“Pekâla, tamam! Eski günlerden bir arkadaşımı aradım. Bir kurumu değil bakın burası önemli! Ona güvenirim!” diye devam etti Cesur Burcu ve Batu’nun yükselmekte olan paniğini bastırması gerekiyordu. Ayrıca onlara söylemese de geç kalmış olabileceklerinden korkuyordu o da. Bu Alperen denilen adam başından beri her şeyi Burcu için planladıysa Ercan’ı da bekletmek için bir nedeni yoktu. Gittiği yerde bir iş kazası ya da kaybolma vakası ile kolaylıkla ondan kurtulabilirdi. Hele ki şimdi Burcu’nun ortadan kaybolduğunu farkedince bunu intikam için bile yapabilirdi. Bir hastanın neler yapabileceğini kim bilebilirdi ki? Burcu’yu annesinin kılığına girerek etkilemeye çalışmıştı, normal insanlar gibi iletişim kurma ya da yaklaşma yolunu denemiyordu. İnsanların duygularını, vicdanını hedef alarak yapıyor drama yaratmaktan hoşlanıyordu. Bu durumda da elindeki en büyük koz Ercan’dı.

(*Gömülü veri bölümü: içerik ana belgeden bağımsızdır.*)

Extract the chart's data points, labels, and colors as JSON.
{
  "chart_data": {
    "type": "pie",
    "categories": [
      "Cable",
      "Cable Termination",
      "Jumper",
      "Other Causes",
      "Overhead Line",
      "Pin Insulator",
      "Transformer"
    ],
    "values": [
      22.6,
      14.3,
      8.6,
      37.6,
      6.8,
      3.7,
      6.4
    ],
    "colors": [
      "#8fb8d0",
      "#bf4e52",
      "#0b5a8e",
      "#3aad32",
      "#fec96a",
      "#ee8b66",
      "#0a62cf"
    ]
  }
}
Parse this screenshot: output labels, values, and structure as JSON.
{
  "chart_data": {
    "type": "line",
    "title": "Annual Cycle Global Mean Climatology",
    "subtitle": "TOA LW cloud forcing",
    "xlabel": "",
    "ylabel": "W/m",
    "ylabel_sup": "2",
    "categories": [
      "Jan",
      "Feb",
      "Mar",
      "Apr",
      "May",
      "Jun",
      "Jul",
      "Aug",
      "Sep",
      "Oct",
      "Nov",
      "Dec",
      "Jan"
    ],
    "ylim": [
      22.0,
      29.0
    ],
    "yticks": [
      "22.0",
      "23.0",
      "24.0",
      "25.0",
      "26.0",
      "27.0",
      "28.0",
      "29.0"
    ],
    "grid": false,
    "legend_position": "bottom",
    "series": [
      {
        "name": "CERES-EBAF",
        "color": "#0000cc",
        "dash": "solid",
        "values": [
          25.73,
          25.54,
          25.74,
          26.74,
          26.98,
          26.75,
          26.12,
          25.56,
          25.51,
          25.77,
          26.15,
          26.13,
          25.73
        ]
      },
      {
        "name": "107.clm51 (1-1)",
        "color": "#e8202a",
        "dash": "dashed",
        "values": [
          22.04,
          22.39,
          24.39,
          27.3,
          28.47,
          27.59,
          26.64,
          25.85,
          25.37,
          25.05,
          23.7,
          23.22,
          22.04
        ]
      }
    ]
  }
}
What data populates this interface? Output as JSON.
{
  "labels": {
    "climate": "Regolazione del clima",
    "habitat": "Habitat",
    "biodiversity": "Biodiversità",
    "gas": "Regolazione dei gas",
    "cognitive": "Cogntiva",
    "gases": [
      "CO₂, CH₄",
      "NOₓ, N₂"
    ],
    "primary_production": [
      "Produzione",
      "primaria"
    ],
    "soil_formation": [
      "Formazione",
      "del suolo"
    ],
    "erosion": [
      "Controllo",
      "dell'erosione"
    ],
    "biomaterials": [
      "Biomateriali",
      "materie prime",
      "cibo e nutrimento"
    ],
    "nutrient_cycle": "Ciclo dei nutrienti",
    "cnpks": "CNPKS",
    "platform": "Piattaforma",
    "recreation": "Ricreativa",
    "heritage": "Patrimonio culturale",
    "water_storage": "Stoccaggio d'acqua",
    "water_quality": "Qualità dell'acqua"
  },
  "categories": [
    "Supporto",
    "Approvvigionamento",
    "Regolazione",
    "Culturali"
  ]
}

“Neden kurum değil?” dedi Burcu.
“Çünkü bu adamların etki alanlarını bilmiyoruz. Onlara yakın birine denk gelirsek kendi sonumuzu hazırlarız!” dedi Cesur.
“Peki ama sen bu arkadaşının onlara uzanan bir yoldan geçmediğinden emin misin?”
“Evet sadece arkadaşım olduğu için ona ulaşmadım zaten, onu hiç tanımıyormuşum gibi yeniden araştırdım! Saf değilim dostum!”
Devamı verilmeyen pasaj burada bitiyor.